L’élégant baryton Daniel Cilli (Sharpless) et Michele Detviller (Suzuki) tiennent leur partie avec aisance et sincérité. Les couleurs chaleureuses de la voix de la mezzo lui permettent d’exprimer une profonde émotion au dernier acte.

Il semble que la direction d’acteur ait été très fouillée car l’évolution psychologique de chaque personnage est perceptible tandis que l’action progresse. Au moment du dénouement dramatique, le metteur en scène se révèle original dans sa proposition. Pinkerton se précipite sur Cio-Cio-San qui vient de se suicider.

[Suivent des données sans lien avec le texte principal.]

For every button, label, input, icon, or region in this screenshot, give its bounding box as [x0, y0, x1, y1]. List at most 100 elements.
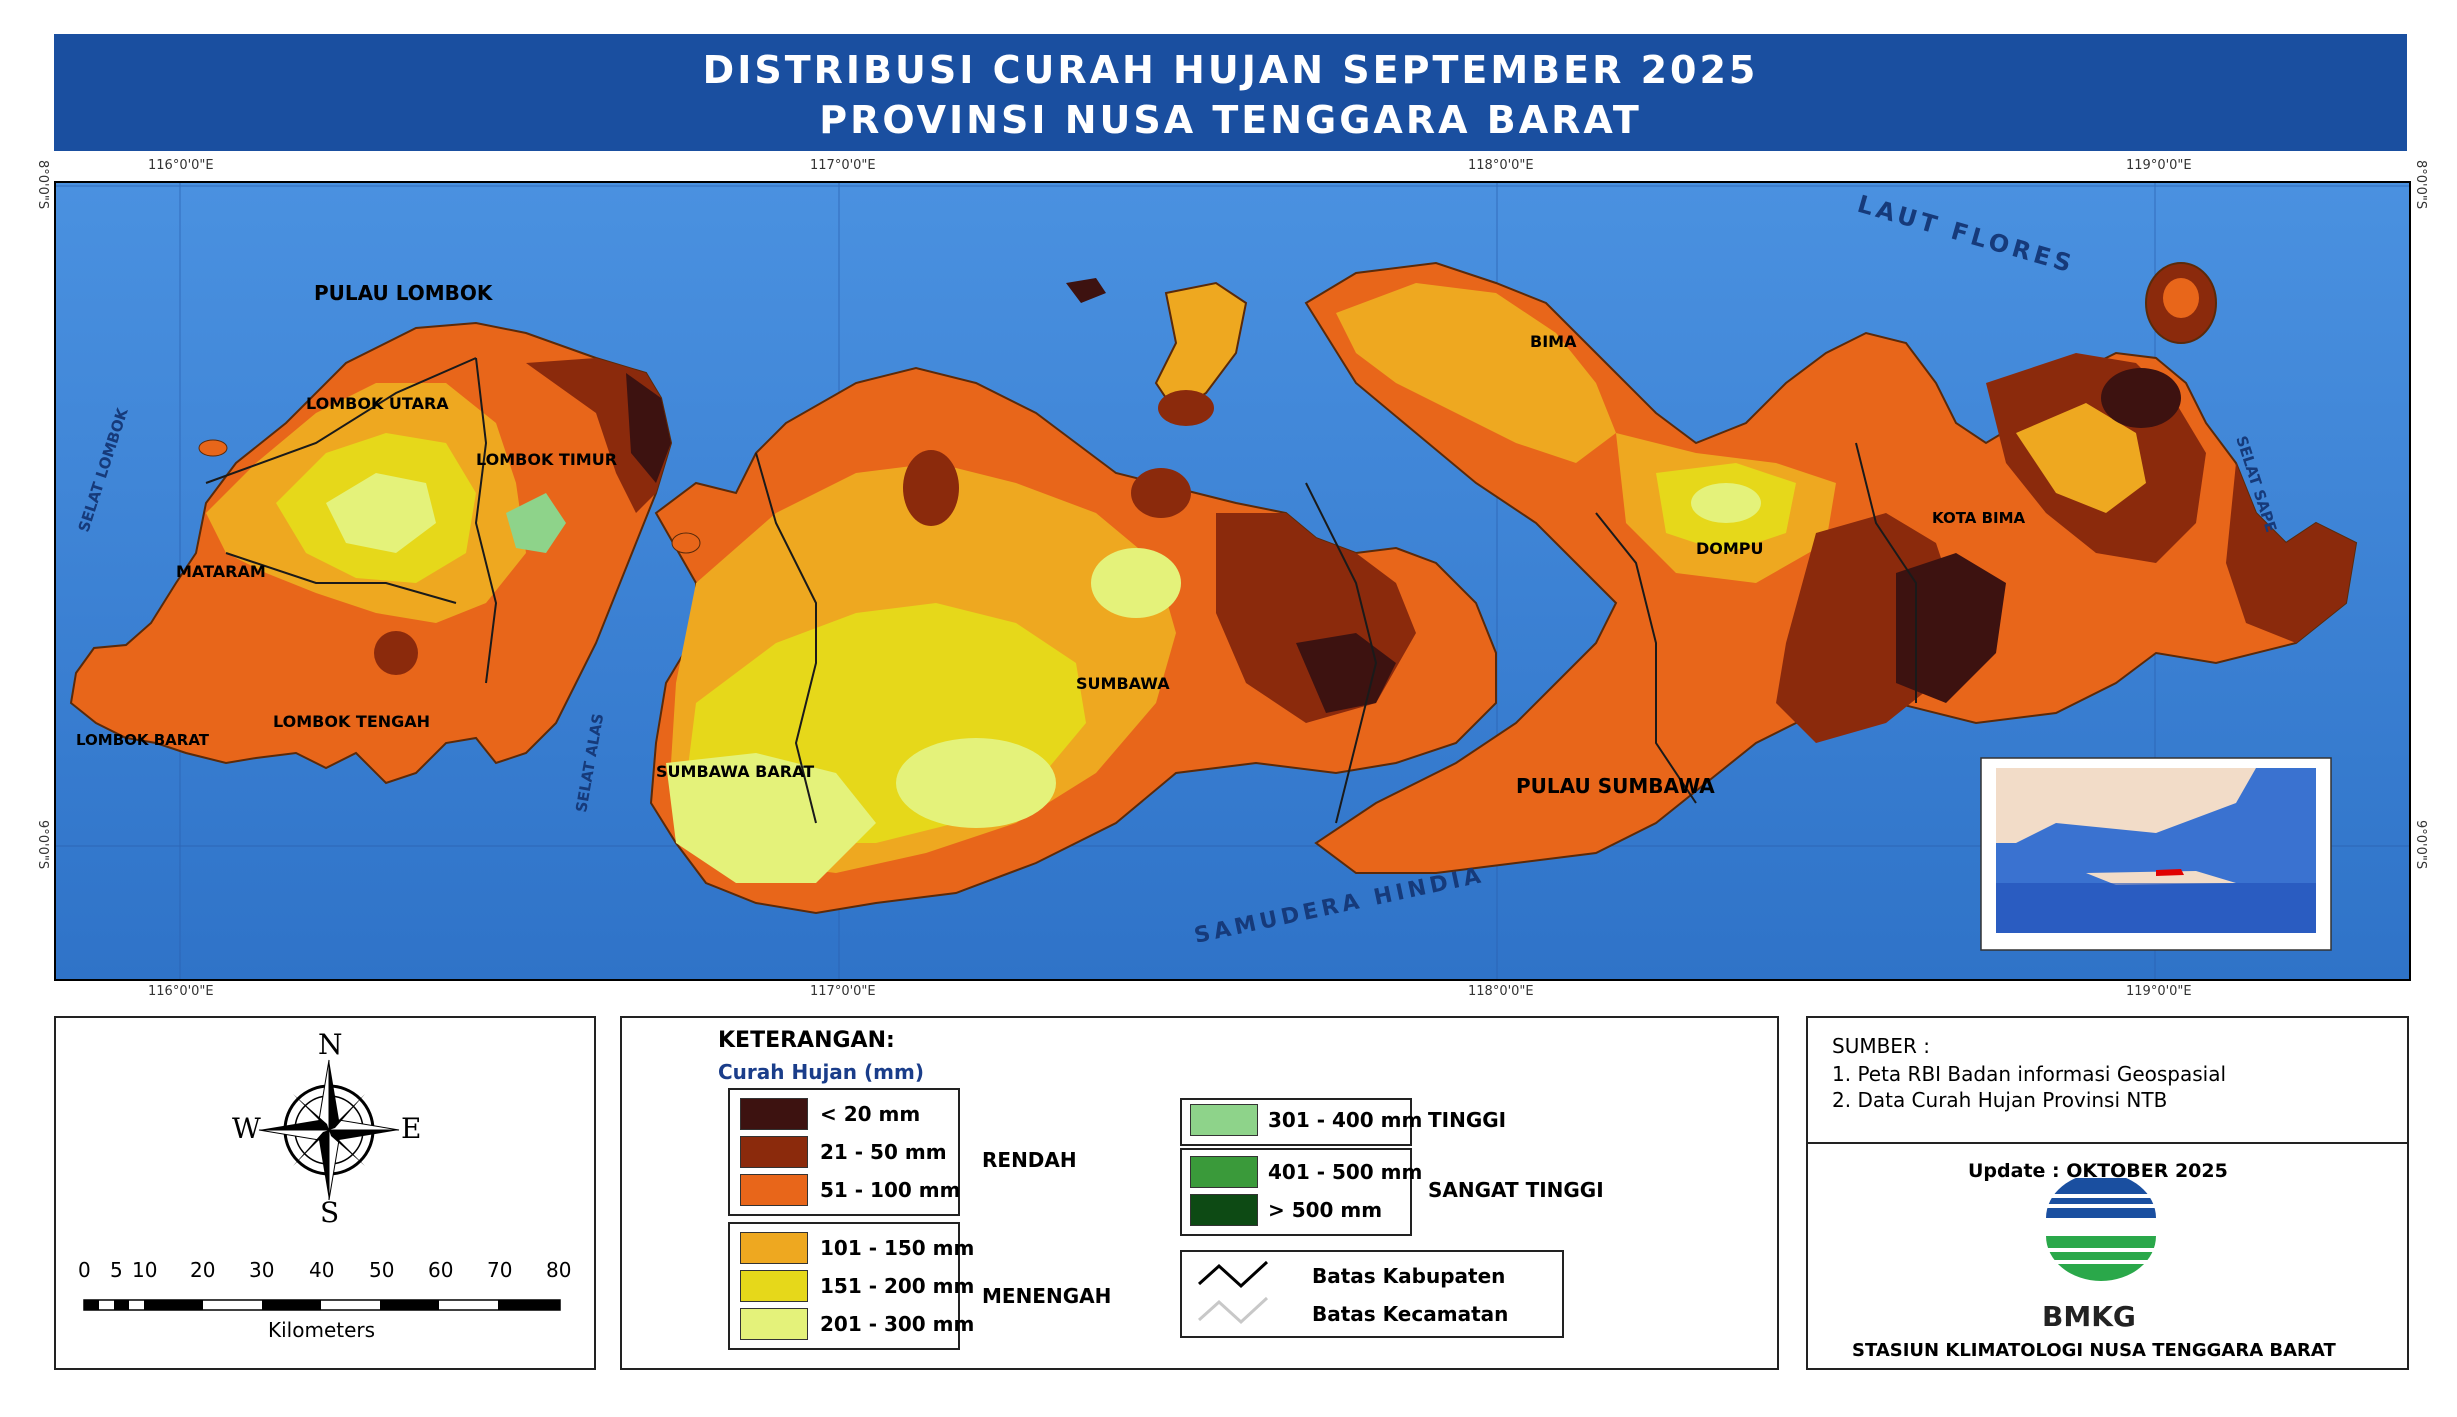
bima-zone-101-150-north [1336, 283, 1616, 463]
label-lombok-utara: LOMBOK UTARA [306, 394, 449, 413]
legend-boundary-kabupaten: Batas Kabupaten [1312, 1264, 1506, 1288]
legend-swatch-51-100 [740, 1174, 808, 1206]
legend-group-menengah [728, 1222, 960, 1350]
island-gili [198, 439, 228, 457]
sumbawa-zone-201-300-south [896, 738, 1056, 828]
legend-label-over-500: > 500 mm [1268, 1198, 1383, 1222]
legend-label-401-500: 401 - 500 mm [1268, 1160, 1423, 1184]
legend-swatch-101-150 [740, 1232, 808, 1264]
scale-tick-40: 40 [309, 1258, 335, 1282]
island-small-dark [1158, 390, 1214, 426]
legend-swatch-401-500 [1190, 1156, 1258, 1188]
station-name: STASIUN KLIMATOLOGI NUSA TENGGARA BARAT [1852, 1340, 2336, 1361]
inset-locator-map [1980, 757, 2332, 951]
label-lombok-timur: LOMBOK TIMUR [476, 450, 617, 469]
legend-label-51-100: 51 - 100 mm [820, 1178, 961, 1202]
rainfall-map: PULAU LOMBOK LOMBOK UTARA LOMBOK TIMUR M… [56, 183, 2409, 979]
sumbawa-zone-21-50-north [903, 450, 959, 526]
label-dompu: DOMPU [1696, 539, 1764, 558]
legend-swatch-over-500 [1190, 1194, 1258, 1226]
lon-tick-bottom-117: 117°0'0"E [810, 984, 876, 999]
legend-category-menengah: MENENGAH [982, 1284, 1112, 1308]
scale-tick-5: 5 [110, 1258, 123, 1282]
lon-tick-top-116: 116°0'0"E [148, 158, 214, 173]
moyo-zone-21-50 [1131, 468, 1191, 518]
kabupaten-line-icon [1197, 1260, 1269, 1289]
source-heading: SUMBER : [1832, 1034, 1930, 1058]
legend-label-151-200: 151 - 200 mm [820, 1274, 975, 1298]
compass-n: N [318, 1028, 343, 1061]
legend-group-sangat-tinggi [1180, 1148, 1412, 1236]
lat-tick-right-8: 8°0'0"S [2413, 160, 2428, 210]
bmkg-logo [2046, 1178, 2156, 1281]
lon-tick-top-118: 118°0'0"E [1468, 158, 1534, 173]
legend-group-tinggi [1180, 1098, 1412, 1146]
lat-tick-right-9: 9°0'0"S [2413, 820, 2428, 870]
bima-zone-under-20 [1896, 553, 2006, 703]
lon-tick-top-117: 117°0'0"E [810, 158, 876, 173]
scale-tick-10: 10 [132, 1258, 158, 1282]
legend-label-201-300: 201 - 300 mm [820, 1312, 975, 1336]
legend-boundary-symbols [1197, 1260, 1269, 1325]
regency-boundaries [205, 357, 1917, 824]
sumbawa-zone-201-300-moyo [1091, 548, 1181, 618]
legend-swatch-301-400 [1190, 1104, 1258, 1136]
inset-landmass-java [2086, 871, 2236, 885]
title-banner: DISTRIBUSI CURAH HUJAN SEPTEMBER 2025 PR… [54, 34, 2407, 151]
map-labels: PULAU LOMBOK LOMBOK UTARA LOMBOK TIMUR M… [76, 281, 2026, 798]
compass-s: S [320, 1196, 340, 1229]
lombok-island [69, 321, 673, 785]
map-panel: PULAU LOMBOK LOMBOK UTARA LOMBOK TIMUR M… [54, 181, 2411, 981]
sumbawa-zone-201-300-west [666, 753, 876, 883]
source-item-1: 1. Peta RBI Badan informasi Geospasial [1832, 1062, 2227, 1086]
island-tiny-east-lombok [671, 532, 701, 554]
lat-tick-left-9: 9°0'0"S [35, 820, 50, 870]
legend-subheading: Curah Hujan (mm) [718, 1060, 924, 1084]
lon-tick-bottom-118: 118°0'0"E [1468, 984, 1534, 999]
legend-boundary-kecamatan: Batas Kecamatan [1312, 1302, 1509, 1326]
inset-landmass-north [1996, 768, 2256, 843]
scale-tick-20: 20 [190, 1258, 216, 1282]
island-labuhan-badas [1154, 281, 1248, 415]
scale-tick-60: 60 [428, 1258, 454, 1282]
label-lombok-tengah: LOMBOK TENGAH [273, 712, 430, 731]
dompu-zone-201-300 [1691, 483, 1761, 523]
legend-category-sangat-tinggi: SANGAT TINGGI [1428, 1178, 1604, 1202]
sape-zone-21-50 [2226, 463, 2356, 643]
label-sumbawa: SUMBAWA [1076, 674, 1170, 693]
scale-tick-70: 70 [487, 1258, 513, 1282]
island-tiny-north [1066, 278, 1106, 303]
legend-swatch-151-200 [740, 1270, 808, 1302]
sumbawa-zone-under-20 [1296, 633, 1396, 713]
label-pulau-sumbawa: PULAU SUMBAWA [1516, 774, 1715, 798]
label-mataram: MATARAM [176, 562, 266, 581]
label-sumbawa-barat: SUMBAWA BARAT [656, 762, 814, 781]
legend-group-boundaries [1180, 1250, 1564, 1338]
lon-tick-bottom-119: 119°0'0"E [2126, 984, 2192, 999]
legend-category-tinggi: TINGGI [1428, 1108, 1507, 1132]
sumbawa-east-island [1304, 261, 2358, 874]
label-lombok-barat: LOMBOK BARAT [76, 731, 210, 749]
legend-category-rendah: RENDAH [982, 1148, 1077, 1172]
lat-tick-left-8: 8°0'0"S [35, 160, 50, 210]
lombok-zone-201-300 [326, 473, 436, 553]
agency-panel: Update : OKTOBER 2025 BMKG STASIUN KLIMA… [1806, 1142, 2409, 1370]
legend-label-21-50: 21 - 50 mm [820, 1140, 947, 1164]
scale-bar [83, 1299, 561, 1311]
inset-ntb-highlight [2156, 869, 2184, 876]
source-item-2: 2. Data Curah Hujan Provinsi NTB [1832, 1088, 2168, 1112]
agency-name: BMKG [2042, 1300, 2136, 1333]
map-title: DISTRIBUSI CURAH HUJAN SEPTEMBER 2025 [702, 48, 1759, 92]
update-date: Update : OKTOBER 2025 [1968, 1160, 2228, 1182]
scale-tick-30: 30 [249, 1258, 275, 1282]
compass-e: E [401, 1112, 422, 1145]
sangeang-zone-51-100 [2163, 278, 2199, 318]
bima-zone-under-20-ne [2101, 368, 2181, 428]
lombok-zone-301-400 [506, 493, 566, 553]
legend-heading: KETERANGAN: [718, 1028, 895, 1053]
compass-w: W [232, 1112, 261, 1145]
lombok-zone-under-20 [626, 373, 671, 483]
kecamatan-line-icon [1197, 1296, 1269, 1325]
compass-scale-panel: N S W E 0 5 10 20 30 40 50 60 70 80 Kilo… [54, 1016, 596, 1370]
scale-tick-50: 50 [369, 1258, 395, 1282]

Il saisit le poignard et c’est dans cette posture que son petit garçon et son épouse américaine le surprennent, laissant planer un doute étrange.

Cette Madama Butterfly, produite au pays de l’informatique, est un modèle d’équilibre et de respect de l’œuvre : un travail très professionnel.



Brigitte Cormier




1 Il est à noter que Balasco est aussi l’auteur de The Girl of the Golden West, une pièce à l’origine du livret de La Fanciula del West.